Nagios® plugins are configured by using a command template. A template named "Device" will bind to all devices below the template definition. Within each template is a list of commands that will run. The commands can be any program that follows the Nagios® plug-in standard. Inputs are command line arguments; output is the first line of stdout, plus a return code.

Note: Resource Manager return codes differ from Nagios® return codes, as follows:

Value Resource Manager Nagios
0 Clear OK
1 Data Source WARNING
2 Data Source+1 CRITICAL
3 Data Source UNKNOWN

For comprehensive information about Nagios® plugins, refer to the Nagios® Plugins Development Guidelines.

A Nagios® command has several fields:

  • name - Specifies the name of the command object.

  • enabled - Indicates whether this command should be used on a given device.

  • component - Specifies the component name to use when zencommand sends events to the system.

  • event class - Specifies the event class to use when sending events to the system.

  • severity - Sets the default severity to use when sending events to the system.

  • cycle time - Sets the frequency a command should be run (in seconds).

  • command template - Specifies the command to run.

    The command template string is built by using Zope TALES expressions. Several variables are passed when evaluating the template.They are:

  • zCommandPath - Path to the zencommand plug-ins on a given box it comes from the configuration property zCommandPath. zCommandPath is automatically added to a command if a path is absent from the beginning of the command.

  • devname - Device name of the device against which the command is being evaluated.

  • dev - Device object against which the command is being evaluated.

  • here - Context of evaluation.

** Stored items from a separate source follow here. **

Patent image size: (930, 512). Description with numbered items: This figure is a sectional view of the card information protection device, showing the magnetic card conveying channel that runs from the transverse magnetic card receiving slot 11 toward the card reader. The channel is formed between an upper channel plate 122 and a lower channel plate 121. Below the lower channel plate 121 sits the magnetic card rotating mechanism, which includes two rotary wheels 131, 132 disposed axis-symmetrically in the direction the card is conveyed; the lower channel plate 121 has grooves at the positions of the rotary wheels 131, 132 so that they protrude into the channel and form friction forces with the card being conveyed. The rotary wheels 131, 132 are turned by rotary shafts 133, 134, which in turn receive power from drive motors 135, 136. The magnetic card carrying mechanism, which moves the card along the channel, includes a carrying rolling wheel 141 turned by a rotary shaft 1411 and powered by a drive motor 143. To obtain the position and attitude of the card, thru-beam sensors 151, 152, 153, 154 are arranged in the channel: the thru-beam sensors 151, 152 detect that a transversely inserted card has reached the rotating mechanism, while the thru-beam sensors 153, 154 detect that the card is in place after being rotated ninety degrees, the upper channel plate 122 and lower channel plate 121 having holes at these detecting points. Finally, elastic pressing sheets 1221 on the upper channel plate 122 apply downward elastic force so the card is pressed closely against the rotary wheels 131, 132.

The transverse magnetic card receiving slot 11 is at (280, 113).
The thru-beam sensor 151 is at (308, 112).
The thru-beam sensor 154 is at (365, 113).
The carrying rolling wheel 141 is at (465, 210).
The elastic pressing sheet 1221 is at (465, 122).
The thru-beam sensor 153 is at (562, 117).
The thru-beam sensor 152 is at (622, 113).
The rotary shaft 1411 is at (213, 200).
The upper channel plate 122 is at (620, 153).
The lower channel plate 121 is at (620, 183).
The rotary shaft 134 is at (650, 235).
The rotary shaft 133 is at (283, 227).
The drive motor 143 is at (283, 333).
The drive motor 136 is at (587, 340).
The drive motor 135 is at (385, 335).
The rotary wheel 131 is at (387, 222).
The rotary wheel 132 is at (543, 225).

For a device, this is equivalent to dev for a component (such as a file system or interface).This is the component object.

  • compname - If this command evaluates against a component, specifies its name as a string.

  • now - Current time.

    Template values are accessed like shell variables.

Testing ZenCommands

Use the zentestcommand script to test ZenCommand data sources.

  1. Log in to the Control Center master host as a user with serviced CLI privileges.

  2. Start an interactive session in the zenhub container as the zenoss user.

    serviced service attach zenhub su - zenoss
    
  3. Start the zentestcommand script. Replace DeviceID with the ID of the device to perform the command, and replace DataSourceName with the name of a template data source associated with the device.

    zentestcommand –d DeviceID --datasource=DataSourceName
    

    The zentestcommand script prints the results of the command to standard output.

  4. Exit the container.

    exit
    

Monitoring devices via SSH

You can monitor devices remotely through SSH. Follow the steps in the following sections to set up remote monitoring.

Changing Resource Manager to monitor devices remotely using SSH

You must edit system properties for the group where you want to collect remote information using SSH.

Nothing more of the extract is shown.